Littérature

26 juin 2025

Paul Kawczak

Écrivain

Temps de lecture : 6 minutes

Série littérature des Faubourgs (1/5) : L'ouvrage «On n’est pas des trous-de-cul» de Marie Letellier

Dans cette série d’articles, le romancier Paul Kawczak se penche sur la littérature des Faubourgs. Pour l’occasion, il a sélectionné trois œuvres littéraires dans lesquelles le quartier tient une place centrale. L’auteur nous invite ainsi à nous plonger dans la riche histoire de ce territoire du Centre-Sud à travers la vie de ses habitants(es) et de ses travailleurs(euses). Une véritable mine d’or et un plaisir assuré ! À vos marques, prêt, lisez !

En 2020, les excellentes Moult Éditions ont offert une réédition de On n’est pas des trous-du-cul de Marie Letellier, un ouvrage important du mouvement de prise de conscience par la culture québécoise de l’aliénation de sa propre société. Initialement projet de maîtrise en anthropologie, l’ouvrage fut publié aux Éditions Parti pris sous la direction de Gérald Godin et connu un certain succès à sa sortie, en 1971, avant de devenir un classique de l’histoire populaire québécoise.
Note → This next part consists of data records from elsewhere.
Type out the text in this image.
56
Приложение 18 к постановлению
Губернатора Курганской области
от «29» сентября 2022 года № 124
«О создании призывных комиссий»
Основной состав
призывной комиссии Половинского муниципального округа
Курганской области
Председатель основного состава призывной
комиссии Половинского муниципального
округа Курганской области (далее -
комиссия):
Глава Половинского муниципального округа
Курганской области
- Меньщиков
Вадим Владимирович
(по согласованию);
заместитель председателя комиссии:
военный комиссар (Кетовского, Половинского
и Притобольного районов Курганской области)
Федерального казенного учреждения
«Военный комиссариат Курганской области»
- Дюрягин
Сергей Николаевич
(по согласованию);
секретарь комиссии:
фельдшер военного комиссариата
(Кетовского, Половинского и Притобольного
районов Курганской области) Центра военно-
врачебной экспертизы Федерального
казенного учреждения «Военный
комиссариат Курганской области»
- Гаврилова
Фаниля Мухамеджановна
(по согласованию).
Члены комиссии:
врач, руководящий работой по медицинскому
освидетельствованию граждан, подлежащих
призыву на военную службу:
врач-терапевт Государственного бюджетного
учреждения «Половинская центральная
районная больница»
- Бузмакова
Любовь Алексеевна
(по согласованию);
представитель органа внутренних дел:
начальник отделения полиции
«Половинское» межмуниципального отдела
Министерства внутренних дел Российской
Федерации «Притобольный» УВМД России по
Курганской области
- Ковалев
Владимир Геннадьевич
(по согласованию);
À la fin des années 1960, Marie Letellier, jeune femme éduquée, s’installe dans ce qu’on appelle alors le Faubourg à m’lasse. Elle y fait la rencontre d’un couple, Monique et Ti-Noir Bouchard – les noms sont modifiés – qu’elle fréquente comme amie et dont elle va faire l’objet d’un travail anthropologique visant à produire une étude de cas de ce qu’on appelle alors la « culture de la pauvreté ».

Le mérite de cette édition, outre d’avoir remis à jour un ouvrage aussi accessible que fascinant, est d’avoir accompagné le texte original d’un appareil critique bienvenu pour en resituer les enjeux et discuter certaines de ses perspectives historiques, sociologiques et méthodologiques. En sus d’un avant-propos du sociologue Jean-Christophe Warren, intitulé « C’est quoi être pauvre ? », le texte de Marie Letellier est accompagné d’une postface critique rédigée par l’autrice en 1984 à l’occasion d’une réédition, d’une interview de celle-ci et de son compagnon, Jean-Pierre Sauvé, dont les dessins originaux qui illustraient la première édition sont reproduits en plus d’une nouvelle série datant de 2019. On a pu connaître Hochelaga par les dessins de Henriette Valium, on découvre ici Centre-Sud à travers ceux de Sauvé.

Cet encadrement textuel permet de resituer plus précisément l’étude de Marie Letellier dans le contexte de l’époque tout en discutant les questions de méthodologie dont elle s’est inspirée. Il apparaît bien vite que ce pli social qui vient momentanément reporter la trajectoire d’une femme éduquée de Rosemont sur celle d’un couple populaire du Centre-Sud soulève toute une série de questions. Le sujet de recherche n’est-il pas en train de fabriquer son objet ? Ne renforce-t-il pas l’aliénation de celui-ci en lui prenant ses mots (Marie Letellier n’a l’autorisation ni de Ti-Noir ni de Monique lorsqu’elle publie son livre) ? Le concept de culture de la pauvreté n’est-il pas lui-même une construction qui échappe totalement à son sujet ? Cette réédition affronte sans rougir ces questions, ouvrant également à l’interprétation qui – selon le mot de Ferron, qui disait de ce livre qu’il s’agissait d’un « roman déguisé » – envisage On n’est pas des trous-du-cul comme une fiction nourrie du « réel », un roman, voir même une sorte de film écrit.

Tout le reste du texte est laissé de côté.